Episodes of drought were followed by intense rains, often causing floods. In early August, a month’s worth of rain fell in less than 24 hours in Slovenia, killing three people and causing an estimated €500 million of damage.
In the Horn of Africa too, drought gave way to torrential rains, killing more than 300 and displacing two million people, according to the UN.
In Libya, several thousand people died, and tens of thousands were displaced due to floods in the eastern part of the country.
Fossil fuels mentioned in a COP final text
For the first time, a United Nations Climate Conference (COP) – held in early December in Dubai – concluded with a text calling for a “transition away” from the primary driver of climate change, fossil fuels.
However, the text has been criticised for its many shortcomings by environmental NGOs and activists, notably for favouring carbon capture technologies and presenting gas as a “transitional energy”.
Renewable energies made headway
Renewable energies advanced at full speed in 2023. Mainly driven by solar and new photovoltaic capacities, renewable energies are expected to produce 4,500 GW of power in 2024, equivalent to the combined electrical production of the United States and China, according to a report by the International Energy Agency.
In the EU, this momentum is expected to be boosted by a new “Renewable Energy Directive” which set a binding target of achieving 42.5% renewable energy by 2030, compared to the current 22%. Following COP28, EU member states also committed to tripling the production of renewable energy.
An EU law on nature restoration and biodiversity
There was also good news for forests, meadows, lakes, rivers, and corals.

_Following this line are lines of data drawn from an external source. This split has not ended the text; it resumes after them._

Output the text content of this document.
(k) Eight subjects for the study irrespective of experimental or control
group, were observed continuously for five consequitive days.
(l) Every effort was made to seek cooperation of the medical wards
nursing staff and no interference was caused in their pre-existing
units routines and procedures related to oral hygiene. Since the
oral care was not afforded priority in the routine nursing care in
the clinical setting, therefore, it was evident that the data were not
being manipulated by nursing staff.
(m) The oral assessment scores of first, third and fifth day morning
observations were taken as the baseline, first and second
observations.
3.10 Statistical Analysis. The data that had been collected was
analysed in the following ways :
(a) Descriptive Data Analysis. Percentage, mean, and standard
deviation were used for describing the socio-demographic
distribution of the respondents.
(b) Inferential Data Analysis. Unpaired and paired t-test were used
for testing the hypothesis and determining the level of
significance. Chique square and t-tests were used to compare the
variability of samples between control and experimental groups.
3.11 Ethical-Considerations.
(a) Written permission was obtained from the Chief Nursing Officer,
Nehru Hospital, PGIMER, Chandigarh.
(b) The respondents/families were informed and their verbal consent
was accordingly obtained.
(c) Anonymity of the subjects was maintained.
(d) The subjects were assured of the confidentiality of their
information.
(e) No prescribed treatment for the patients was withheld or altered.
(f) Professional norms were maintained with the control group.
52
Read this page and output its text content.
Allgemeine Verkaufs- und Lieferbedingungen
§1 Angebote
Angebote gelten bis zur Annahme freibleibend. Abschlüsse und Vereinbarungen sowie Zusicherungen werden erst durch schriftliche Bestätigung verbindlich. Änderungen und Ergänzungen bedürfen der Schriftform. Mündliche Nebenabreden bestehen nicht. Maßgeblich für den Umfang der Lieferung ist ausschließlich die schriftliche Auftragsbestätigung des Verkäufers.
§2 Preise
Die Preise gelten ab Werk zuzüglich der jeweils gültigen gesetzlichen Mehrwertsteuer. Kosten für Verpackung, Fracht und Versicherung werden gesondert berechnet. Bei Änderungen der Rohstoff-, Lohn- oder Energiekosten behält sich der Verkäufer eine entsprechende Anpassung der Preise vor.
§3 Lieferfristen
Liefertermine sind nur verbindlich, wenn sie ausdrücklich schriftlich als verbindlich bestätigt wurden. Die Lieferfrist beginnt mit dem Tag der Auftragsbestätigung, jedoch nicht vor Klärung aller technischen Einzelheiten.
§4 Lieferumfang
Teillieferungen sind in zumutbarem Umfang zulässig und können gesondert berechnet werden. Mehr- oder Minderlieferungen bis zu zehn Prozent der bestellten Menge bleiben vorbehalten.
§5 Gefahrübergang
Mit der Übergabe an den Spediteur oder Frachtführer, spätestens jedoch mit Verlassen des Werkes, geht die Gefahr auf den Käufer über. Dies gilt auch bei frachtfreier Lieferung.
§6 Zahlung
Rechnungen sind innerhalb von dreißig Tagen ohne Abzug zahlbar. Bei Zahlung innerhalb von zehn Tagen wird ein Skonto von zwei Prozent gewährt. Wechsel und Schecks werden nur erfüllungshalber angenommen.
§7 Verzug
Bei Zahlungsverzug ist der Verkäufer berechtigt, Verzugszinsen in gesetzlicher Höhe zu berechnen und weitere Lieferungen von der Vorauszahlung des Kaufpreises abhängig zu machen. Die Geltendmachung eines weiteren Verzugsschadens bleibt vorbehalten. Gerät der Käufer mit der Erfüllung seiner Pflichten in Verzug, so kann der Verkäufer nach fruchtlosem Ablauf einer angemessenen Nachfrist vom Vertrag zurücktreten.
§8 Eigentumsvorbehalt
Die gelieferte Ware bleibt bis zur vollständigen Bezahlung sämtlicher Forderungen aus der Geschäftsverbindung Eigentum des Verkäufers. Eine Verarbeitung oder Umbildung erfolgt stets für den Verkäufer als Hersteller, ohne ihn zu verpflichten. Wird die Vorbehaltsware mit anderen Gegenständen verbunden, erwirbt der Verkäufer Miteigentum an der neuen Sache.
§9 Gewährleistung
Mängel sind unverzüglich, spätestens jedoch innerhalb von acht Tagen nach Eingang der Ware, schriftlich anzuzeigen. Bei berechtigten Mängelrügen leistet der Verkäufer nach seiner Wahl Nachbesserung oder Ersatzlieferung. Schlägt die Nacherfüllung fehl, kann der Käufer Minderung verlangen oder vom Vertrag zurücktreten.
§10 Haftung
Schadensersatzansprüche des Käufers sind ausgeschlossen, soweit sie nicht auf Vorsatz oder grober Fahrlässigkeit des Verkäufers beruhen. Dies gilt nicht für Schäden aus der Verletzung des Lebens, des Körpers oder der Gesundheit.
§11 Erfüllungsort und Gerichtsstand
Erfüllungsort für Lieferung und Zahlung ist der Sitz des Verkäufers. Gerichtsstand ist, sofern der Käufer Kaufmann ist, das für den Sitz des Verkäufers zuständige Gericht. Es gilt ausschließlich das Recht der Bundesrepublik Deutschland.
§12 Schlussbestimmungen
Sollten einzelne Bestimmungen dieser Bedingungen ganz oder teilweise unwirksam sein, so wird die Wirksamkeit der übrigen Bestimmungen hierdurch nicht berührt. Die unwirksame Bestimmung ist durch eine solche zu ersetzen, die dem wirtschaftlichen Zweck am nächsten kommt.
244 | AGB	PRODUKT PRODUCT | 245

After months of tension and hours of negotiations, the European Parliament and EU states reached an agreement in November on a nature restoration bill. The stated goal is to restore 20% of the EU’s land and seas by 2030, and all degraded ecosystems by 2050 – representing 80% of total natural habitats.
While the text is less ambitious than it was originally supposed to be, especially regarding restoration obligations for agricultural land, it raised hopes at a time of grave biodiversity loss.
The first treaty on the protection of international waters
International waters begin where the exclusive economic zones (EEZ) of states end – up to a maximum of 200 nautical miles (370 km) from the coasts – and are therefore not under the jurisdiction of any state. Although they constitute nearly half of the planet and more than 60% of the oceans, international waters have long been ignored in environmental efforts. Today, only about 1% are subject to conservation measures.
The new treaty will facilitate the creation of marine protected areas. The text is expected to come into effect in 2025, at the next UN Ocean Conference in France.
Is a treaty against plastic pollution in the works?
The good news may not end with 2023. Representatives from 175 countries have been developing a legally binding agreement on plastic pollution. This is a significant challenge as plastic, derived from petrochemicals, can be found everywhere – from the depths of the oceans to the tops of our planet’s highest mountains.
However, there is a divergence of views on plastic pollution. Some are calling for a binding treaty aimed at “restricting and reducing the consumption and production” of plastic, while others argue for a focus on better waste management.
This article was translated from the original in French.